Throughout the duration of the album’s four songs and 42 minutes, Paara weave a tale full of hook-filled melodies across a larger-than-life sound. When the explosive moments hit, such as in the A-side climax of “Hurmeen Hauta,” everything is pushed to the front, providing an interesting contrast to the more dynamic “softer” passages on the album. The dichotomy works in the band’s favor, largely due to the songwriting: something is always happening. The instrumental passages are driven by melodious lead guitar work to keep things moving. Drummer Waara (of Paara, sorry, I had to) provides an excellent performance, serving the songs but not afraid to throw plenty of color with well thought out and executed fills. The vocals are of particular note, the band make full use of their two singers to tell their story. Paara mixes choral hymns with chanting, soothing and sorrowful cleans, as well as intense and powerful harsh vocals that hit hard at the more climatic points of the album. The band masterfully utilize the all of tools at their disposal to fill the record with color and accentuate the tension built by the music. Fans of the vocal approach of more contemporary Rotting Christ or acts like Batushka are sure to find plenty of enjoyment in moments such as the chants that close the album on “Kuiskaus pimeästä,” bringing a satisfying and fitting conclusion to the record.
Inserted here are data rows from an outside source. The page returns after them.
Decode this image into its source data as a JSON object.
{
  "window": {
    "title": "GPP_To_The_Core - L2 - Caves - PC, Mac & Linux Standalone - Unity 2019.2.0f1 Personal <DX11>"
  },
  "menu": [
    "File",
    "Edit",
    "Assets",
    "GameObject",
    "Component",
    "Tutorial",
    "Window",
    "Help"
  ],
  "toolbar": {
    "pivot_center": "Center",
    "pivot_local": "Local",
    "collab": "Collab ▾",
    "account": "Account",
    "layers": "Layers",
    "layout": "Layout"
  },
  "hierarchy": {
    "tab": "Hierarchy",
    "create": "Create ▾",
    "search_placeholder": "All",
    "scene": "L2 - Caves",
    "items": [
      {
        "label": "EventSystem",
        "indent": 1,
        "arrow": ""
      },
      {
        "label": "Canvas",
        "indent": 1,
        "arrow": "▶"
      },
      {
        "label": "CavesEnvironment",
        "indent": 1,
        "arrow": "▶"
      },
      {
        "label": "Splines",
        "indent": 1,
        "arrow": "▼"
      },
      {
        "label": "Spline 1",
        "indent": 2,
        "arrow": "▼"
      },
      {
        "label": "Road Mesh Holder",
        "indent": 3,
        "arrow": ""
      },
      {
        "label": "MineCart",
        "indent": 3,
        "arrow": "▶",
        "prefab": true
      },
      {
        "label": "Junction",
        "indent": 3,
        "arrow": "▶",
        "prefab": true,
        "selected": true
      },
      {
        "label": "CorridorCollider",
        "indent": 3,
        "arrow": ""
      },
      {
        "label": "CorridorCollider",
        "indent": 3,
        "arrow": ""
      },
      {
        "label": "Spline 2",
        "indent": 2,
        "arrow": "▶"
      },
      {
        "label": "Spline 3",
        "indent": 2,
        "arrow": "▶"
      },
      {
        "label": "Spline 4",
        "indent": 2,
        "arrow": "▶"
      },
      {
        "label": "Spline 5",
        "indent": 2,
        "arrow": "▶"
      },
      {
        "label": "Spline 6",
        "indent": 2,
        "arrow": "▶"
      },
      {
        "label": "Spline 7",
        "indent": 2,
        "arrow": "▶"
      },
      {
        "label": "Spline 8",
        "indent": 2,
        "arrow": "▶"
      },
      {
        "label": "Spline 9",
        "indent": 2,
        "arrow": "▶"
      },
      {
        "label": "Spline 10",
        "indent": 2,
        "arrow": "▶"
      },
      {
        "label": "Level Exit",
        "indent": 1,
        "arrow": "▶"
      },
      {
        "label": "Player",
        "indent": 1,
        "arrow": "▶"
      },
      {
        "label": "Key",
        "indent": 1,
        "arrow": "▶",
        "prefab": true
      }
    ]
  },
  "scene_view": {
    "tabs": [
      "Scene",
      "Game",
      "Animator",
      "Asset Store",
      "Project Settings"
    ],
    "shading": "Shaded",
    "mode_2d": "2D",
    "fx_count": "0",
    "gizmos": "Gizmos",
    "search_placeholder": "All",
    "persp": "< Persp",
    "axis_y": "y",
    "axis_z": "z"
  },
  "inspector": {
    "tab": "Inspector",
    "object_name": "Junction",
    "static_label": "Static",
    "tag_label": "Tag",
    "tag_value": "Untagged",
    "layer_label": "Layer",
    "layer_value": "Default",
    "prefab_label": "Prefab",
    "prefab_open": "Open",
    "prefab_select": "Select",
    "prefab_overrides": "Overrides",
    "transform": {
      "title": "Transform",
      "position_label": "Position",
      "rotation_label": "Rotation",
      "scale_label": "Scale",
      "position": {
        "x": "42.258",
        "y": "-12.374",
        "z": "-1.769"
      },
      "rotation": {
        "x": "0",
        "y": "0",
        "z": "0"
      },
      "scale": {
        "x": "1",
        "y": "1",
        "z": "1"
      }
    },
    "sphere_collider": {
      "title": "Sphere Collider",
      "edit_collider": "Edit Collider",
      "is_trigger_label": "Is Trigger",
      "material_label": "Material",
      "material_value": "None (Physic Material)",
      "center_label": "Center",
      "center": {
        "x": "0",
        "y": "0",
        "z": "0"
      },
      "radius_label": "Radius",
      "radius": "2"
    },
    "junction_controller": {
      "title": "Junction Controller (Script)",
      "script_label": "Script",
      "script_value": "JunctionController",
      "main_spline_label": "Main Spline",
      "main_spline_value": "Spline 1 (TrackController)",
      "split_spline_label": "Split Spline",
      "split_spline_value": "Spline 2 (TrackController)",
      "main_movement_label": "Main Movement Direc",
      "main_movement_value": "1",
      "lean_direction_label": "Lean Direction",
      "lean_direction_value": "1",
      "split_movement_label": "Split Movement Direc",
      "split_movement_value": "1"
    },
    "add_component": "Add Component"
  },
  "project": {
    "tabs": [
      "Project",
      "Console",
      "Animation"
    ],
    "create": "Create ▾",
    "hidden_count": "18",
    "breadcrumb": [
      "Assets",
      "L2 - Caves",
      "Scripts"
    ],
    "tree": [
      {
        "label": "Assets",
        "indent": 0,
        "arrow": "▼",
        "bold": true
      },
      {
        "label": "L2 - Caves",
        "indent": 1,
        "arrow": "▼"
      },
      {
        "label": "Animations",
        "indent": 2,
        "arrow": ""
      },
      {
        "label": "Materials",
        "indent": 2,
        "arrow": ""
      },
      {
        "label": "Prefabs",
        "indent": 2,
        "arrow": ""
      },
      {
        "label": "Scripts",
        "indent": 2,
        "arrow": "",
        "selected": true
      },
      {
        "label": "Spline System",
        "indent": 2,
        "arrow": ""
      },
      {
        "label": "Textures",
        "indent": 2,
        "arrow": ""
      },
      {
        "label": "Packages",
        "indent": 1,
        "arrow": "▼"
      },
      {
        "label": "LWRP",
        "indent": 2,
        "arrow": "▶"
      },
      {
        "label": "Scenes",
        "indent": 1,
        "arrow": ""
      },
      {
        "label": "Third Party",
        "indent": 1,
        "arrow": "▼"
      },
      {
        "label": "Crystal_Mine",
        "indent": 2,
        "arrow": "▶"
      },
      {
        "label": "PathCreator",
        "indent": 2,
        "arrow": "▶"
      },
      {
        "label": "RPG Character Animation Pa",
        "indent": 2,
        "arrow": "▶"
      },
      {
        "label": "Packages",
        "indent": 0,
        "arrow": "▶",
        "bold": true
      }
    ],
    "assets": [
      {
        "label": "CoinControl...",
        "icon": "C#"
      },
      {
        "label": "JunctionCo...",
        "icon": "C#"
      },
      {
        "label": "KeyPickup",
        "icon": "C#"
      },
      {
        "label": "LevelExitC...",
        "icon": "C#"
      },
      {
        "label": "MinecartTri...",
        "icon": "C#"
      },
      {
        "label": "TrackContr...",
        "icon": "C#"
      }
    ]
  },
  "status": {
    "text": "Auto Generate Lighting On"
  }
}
Repeat listens of Riitti are rewarding; the melodic hooks dig in quickly, herding the listener in familiar territory but with enough going on below the surface to keep things fresh and interesting. The eerie folklore inspiration of the album is transcribed so well with the music; it just feels like a European ghost story based in mysticism and mythology, despite one’s comprehension of the lyrics. Being able to pull this off alone is no easy feat, and to do it within the context of catchy and memorable melodic black metal is to be commended.